The following example DDL show create table statement uses the
Catalog parameter of --query-execution-context to pass
the Hive metastore catalog name hms-catalog-1. The command has been
formatted for readability.
$ aws athena start-query-execution --query-string "show create table lineitem" --query-execution-context "Catalog=hms-catalog-1,Database=hms_tpch_partitioned" --result-configuration "OutputLocation=s3://amzn-s3-demo-bucket/lambda/results"
DML statements
The following example DML select statement passes the catalog name
into the query directly. The command has been formatted for readability.
$ aws athena start-query-execution --query-string "select * from hms-catalog-1.hms_tpch_partitioned.customer limit 100" --result-configuration "OutputLocation=s3://amzn-s3-demo-bucket/lambda/results"

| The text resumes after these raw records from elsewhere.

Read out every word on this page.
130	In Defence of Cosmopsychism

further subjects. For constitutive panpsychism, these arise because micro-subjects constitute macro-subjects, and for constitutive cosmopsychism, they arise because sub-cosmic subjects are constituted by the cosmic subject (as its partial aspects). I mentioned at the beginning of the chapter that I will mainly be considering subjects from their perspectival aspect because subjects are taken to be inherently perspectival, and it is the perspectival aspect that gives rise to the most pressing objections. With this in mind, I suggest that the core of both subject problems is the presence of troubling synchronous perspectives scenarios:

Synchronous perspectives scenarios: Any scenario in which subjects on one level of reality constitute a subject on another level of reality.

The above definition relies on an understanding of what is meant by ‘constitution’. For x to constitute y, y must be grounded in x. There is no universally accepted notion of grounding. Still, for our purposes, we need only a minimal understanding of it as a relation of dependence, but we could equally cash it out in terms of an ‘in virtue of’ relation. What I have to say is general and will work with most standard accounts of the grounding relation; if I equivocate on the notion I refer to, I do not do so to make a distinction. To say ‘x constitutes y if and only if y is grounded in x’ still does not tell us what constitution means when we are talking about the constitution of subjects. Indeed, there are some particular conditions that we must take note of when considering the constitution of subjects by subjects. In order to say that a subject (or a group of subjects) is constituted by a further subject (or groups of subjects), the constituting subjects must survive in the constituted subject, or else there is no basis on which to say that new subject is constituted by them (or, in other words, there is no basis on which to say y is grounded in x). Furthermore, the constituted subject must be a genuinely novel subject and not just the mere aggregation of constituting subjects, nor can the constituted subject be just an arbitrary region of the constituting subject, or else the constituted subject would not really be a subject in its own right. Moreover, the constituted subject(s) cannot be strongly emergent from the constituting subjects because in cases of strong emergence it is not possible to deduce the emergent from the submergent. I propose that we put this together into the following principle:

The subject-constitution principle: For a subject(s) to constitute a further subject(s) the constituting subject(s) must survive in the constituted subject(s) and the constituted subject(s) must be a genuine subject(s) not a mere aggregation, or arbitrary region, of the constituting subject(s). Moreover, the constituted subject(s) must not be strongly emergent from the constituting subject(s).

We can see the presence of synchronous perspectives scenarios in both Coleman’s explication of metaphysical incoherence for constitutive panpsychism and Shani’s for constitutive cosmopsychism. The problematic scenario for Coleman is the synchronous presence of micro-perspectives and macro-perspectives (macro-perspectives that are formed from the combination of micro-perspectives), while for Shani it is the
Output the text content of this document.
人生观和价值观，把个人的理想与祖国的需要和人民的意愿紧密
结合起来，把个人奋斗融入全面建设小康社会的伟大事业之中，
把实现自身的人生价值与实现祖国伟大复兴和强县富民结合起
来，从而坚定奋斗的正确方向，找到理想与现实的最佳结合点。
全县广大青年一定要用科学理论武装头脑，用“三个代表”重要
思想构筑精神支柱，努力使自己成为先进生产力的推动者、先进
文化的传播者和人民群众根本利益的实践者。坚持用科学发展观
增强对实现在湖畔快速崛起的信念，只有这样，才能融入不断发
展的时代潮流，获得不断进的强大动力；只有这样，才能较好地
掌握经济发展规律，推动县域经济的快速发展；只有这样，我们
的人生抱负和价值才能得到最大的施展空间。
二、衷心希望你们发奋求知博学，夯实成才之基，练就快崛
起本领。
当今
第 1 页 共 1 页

The following example DML select statement uses the
Catalog parameter of --query-execution-context to pass
in the Hive metastore catalog name hms-catalog-1. The command has been
formatted for readability.
$ aws athena start-query-execution --query-string "select * from customer limit 100" --query-execution-context "Catalog=hms-catalog-1,Database=hms_tpch_partitioned" --result-configuration "OutputLocation=s3://amzn-s3-demo-bucket/lambda/results"